Erste Fahrberichte: "Erschreckend menschlich"
Die ersten Testerberichte nach den ersten 24 Stunden sind euphorisch. Viele berichten von Fahrten über 100 Meilen ohne jegliche Intervention (Zero Interventions). Besonders gelobt werden:
- Sanftheit: Beschleunigung und Bremsen fühlen sich natürlicher an.
- Entschlossenheit: Das Zögern in Kreisverkehren ist fast vollständig verschwunden.
- Spurverhalten: Unnötiges Pendeln zwischen den Spuren wurde reduziert.
Ein kleiner Wermutstropfen: Die gesteigerte Sensibilität führt vereinzelt zu „Phantom-Bremsungen“ bei herumfliegenden Blättern, die das System fälschlicherweise als kleine Tiere interpretiert.
Was kommt als Nächstes? (Upcoming Improvements)
Tesla gibt in den Release Notes bereits einen Ausblick auf die kommenden Wochen.
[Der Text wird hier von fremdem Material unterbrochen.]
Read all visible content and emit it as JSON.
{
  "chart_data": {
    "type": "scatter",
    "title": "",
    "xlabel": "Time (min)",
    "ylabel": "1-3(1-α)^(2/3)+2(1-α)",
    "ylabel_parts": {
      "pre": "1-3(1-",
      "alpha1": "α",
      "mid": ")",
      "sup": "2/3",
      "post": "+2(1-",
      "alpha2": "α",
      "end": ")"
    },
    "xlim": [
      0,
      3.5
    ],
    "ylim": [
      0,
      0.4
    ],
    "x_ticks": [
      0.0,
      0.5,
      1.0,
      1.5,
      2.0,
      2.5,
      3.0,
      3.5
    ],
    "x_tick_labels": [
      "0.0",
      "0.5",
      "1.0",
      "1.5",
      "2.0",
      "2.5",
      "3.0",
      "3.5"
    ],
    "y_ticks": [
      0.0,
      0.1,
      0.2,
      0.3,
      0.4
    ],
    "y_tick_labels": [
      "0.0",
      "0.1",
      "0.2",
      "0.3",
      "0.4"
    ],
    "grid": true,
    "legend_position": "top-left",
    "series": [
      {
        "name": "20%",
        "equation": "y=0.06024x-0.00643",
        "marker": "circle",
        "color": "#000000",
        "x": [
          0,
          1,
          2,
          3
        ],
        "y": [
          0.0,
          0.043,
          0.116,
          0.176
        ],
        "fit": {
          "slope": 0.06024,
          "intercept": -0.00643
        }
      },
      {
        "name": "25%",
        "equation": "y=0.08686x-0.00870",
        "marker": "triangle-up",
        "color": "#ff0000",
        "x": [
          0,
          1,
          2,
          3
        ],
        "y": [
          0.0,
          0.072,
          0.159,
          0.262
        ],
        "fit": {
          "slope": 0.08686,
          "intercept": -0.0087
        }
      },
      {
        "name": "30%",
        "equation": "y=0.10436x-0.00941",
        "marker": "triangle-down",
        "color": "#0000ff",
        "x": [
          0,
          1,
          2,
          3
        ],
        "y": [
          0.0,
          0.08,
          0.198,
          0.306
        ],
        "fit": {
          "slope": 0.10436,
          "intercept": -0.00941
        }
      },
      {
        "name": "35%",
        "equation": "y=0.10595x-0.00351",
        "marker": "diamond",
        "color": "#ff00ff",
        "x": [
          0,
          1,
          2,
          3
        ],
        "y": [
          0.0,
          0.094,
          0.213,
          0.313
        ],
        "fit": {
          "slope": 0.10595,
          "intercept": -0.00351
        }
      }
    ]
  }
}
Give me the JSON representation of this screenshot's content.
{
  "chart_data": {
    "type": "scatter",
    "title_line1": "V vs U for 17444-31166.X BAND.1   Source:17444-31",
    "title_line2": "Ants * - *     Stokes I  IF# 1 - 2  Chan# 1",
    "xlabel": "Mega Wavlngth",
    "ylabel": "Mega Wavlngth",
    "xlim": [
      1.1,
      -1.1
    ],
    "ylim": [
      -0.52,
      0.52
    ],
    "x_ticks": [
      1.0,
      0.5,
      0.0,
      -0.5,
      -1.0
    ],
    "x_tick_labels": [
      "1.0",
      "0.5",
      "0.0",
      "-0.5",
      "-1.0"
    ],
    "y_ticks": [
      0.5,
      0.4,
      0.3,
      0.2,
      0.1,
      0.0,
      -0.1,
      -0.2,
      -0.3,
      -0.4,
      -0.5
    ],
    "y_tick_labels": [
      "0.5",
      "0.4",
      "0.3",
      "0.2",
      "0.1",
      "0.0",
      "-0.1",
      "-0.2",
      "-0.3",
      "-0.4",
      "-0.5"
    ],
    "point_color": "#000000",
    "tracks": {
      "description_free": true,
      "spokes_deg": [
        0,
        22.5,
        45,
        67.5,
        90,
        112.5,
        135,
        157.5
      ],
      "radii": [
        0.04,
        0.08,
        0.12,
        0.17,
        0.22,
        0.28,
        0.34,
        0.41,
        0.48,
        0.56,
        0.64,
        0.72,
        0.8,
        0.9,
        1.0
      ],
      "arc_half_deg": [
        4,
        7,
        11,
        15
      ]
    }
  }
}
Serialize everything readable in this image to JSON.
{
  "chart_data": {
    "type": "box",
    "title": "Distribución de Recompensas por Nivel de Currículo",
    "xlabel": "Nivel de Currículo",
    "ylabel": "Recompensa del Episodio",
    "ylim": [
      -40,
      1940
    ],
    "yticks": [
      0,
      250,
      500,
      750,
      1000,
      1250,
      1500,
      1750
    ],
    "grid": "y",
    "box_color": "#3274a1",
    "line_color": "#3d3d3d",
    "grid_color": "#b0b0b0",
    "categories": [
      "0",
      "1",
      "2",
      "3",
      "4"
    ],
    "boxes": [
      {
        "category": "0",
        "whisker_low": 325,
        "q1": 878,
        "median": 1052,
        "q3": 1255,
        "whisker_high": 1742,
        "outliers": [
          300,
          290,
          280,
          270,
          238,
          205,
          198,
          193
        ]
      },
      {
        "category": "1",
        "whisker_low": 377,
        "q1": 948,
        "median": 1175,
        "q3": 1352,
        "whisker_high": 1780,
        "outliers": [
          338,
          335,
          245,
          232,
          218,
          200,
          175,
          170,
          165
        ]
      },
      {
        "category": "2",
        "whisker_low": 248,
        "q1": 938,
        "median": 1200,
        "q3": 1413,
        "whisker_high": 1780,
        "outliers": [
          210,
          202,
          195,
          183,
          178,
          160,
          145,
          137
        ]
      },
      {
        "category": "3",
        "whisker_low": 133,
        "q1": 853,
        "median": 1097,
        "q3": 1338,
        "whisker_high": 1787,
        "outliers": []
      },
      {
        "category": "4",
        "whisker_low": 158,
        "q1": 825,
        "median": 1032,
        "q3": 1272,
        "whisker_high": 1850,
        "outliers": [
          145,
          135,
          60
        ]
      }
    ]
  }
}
Auf der Roadmap stehen:
- Schlagloch-Ausweichmanöver: Eines der meistgewünschten Features.
- Verbessertes Driver Monitoring: Präzisere Blickverfolgung, die auch mit Sonnenbrillen und in schwierigen Lichtverhältnissen funktioniert.
- Erweitertes AI-Reasoning: Die KI soll logische Entscheidungen über das bloße Erreichen des Ziels hinaus treffen.
Zusammenfassung der Key-Features (Update 2026.2.9.6)
| Kategorie | Verbesserung in v14.3 |
|---|---|
| Rechenpower | MLIR-Compiler für 20% schnellere Reaktion |
| Vision | Besseres Verständnis von 3D-Geometrie & Verkehrsschildern |
| Parken | Entschlossenere Auswahl; P-Icon auf der Map |
| Notfall | Optimierte Reaktion auf Einsatzwagen & Schulbusse |
| Hardware | Voller FSD-Support für Cybertruck (HW4) |
Fazit: Ein gigantisches Gehirn lernt fahren
Mit v14.3 ist Tesla nicht mehr nur dabei, Code zu schreiben – sie lehren ein globales Gehirn das Autofahren. Durch das Sourcing von Millionen schwieriger Szenarien aus der echten Welt erreicht die FSD-Software einen Reifegrad, der die Konkurrenz zunehmend unter Druck setzt. Der Traum vom Robotaxi-Netzwerk wirkt mit diesem Update greifbarer denn je.